When Title Boxing Club Uptown in Dallas finally opened in March 2012, Casad was over budget and knew he’d have a hard time paying employees, so he worked 100 hours a week to pick up the slack. But at least he was off his brother’s couch—he slept every night in the gym for the next four months.
Title Boxing Dallas eventually took off in late 2012. As he was getting his gym out of the red, Casad was getting in better shape. His weight didn’t change—he’s still around 200 pounds, in fact—but his body composition did.

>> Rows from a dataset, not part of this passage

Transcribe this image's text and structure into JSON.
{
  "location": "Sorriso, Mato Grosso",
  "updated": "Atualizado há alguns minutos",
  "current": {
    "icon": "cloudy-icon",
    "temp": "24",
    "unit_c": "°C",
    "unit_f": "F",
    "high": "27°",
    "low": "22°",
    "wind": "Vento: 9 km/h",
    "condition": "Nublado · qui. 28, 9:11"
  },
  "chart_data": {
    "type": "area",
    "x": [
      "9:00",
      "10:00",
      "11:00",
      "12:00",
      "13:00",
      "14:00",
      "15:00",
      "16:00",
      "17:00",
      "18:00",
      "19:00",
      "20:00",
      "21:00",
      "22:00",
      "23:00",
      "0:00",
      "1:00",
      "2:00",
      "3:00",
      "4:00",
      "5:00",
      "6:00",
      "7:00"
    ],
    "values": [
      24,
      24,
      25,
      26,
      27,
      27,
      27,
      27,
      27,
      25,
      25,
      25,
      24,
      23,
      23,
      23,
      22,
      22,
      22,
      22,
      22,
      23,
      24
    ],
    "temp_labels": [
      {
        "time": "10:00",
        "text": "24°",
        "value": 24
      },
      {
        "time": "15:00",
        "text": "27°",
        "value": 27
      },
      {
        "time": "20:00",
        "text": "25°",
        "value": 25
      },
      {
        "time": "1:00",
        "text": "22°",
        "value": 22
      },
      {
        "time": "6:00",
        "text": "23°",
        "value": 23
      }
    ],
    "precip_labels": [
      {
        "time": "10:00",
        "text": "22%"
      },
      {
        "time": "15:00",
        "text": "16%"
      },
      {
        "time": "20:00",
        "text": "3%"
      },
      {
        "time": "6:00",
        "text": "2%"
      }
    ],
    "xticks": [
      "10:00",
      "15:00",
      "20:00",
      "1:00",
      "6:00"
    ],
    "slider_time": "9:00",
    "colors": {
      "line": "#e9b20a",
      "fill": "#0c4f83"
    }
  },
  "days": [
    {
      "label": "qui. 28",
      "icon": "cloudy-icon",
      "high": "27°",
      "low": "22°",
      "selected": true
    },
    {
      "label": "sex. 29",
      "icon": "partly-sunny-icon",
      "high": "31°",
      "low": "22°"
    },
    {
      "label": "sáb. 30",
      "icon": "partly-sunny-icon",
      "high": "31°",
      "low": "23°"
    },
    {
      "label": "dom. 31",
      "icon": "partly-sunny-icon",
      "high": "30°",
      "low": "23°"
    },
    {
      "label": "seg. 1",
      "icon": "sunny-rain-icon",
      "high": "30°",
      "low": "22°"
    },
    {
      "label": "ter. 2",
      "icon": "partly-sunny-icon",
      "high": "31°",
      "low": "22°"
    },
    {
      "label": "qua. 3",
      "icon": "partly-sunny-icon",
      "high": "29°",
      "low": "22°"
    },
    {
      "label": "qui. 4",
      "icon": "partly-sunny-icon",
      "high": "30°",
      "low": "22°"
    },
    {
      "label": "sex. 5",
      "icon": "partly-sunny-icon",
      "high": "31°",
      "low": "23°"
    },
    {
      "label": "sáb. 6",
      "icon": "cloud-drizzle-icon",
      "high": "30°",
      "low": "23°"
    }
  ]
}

When he first dropped the weight in early 2011, he was still carrying excess body fat; but as he continued to tweak his diet and ramp up the volume and intensity of his workouts, his physique got leaner and leaner.
“Figuring out how your body works with nutrition is the No. 1 thing,” he says. “What you put in your body is exactly how your body’s going to look.”
Around the same time, he got into fitness modeling, first landing a video gig for the company Beachbody (creators of P90X), then becoming a spokesmodel for Bodybuilding.com’s BodySpace. The cover of the May issue of Muscle & Fitness is yet another “after” photo to compare with his beer-gutted, thick-necked “before” shots circa 2011.
“The last couple years have been crazy,” says Casad, now 29. “It’s been a whirlwind from where I was back then in Kansas City.”
No. 1: Check Labels
“I always check the back label. There are three things I look at: fat, sugar, and sodium content because most things have either a ton of sodium or a ton of sugar. And I actually like a little more fat in my food. Fat’s good—it’s an energy source.”
No. 2: Eat In
“I don’t go to restaurants much anymore. I like to keep on a lean menu, but at the same time I’m not going to tell myself I can’t have something. I can have any food I want. It’s all about moderation. I allow myself to cheat, just with small portions.”
No. 3: Stick with Whole Foods
“I’ve never counted calories, but I can tell if I eat too much. I just know what healthy foods are and what unhealthy foods are. I eat a lot of chicken, whole eggs, lean steak, spinach, almond milk, avocados, and sweet potatoes.”
“I don’t eat the same things every day, like some people do. I eat different things all the time. I hate schedules. I don’t like getting up every single day and doing a nine-to-five job, and it’s the same thing with my diet. I like to mix in a variety of foods.”
Find What Works for You
“I don’t eat five times a day like I used to. I eat maybe two or three times. It works perfectly for me. All these people think they need to eat five or six times a day. If I do two meals, I can eat a lot at one of those meals.”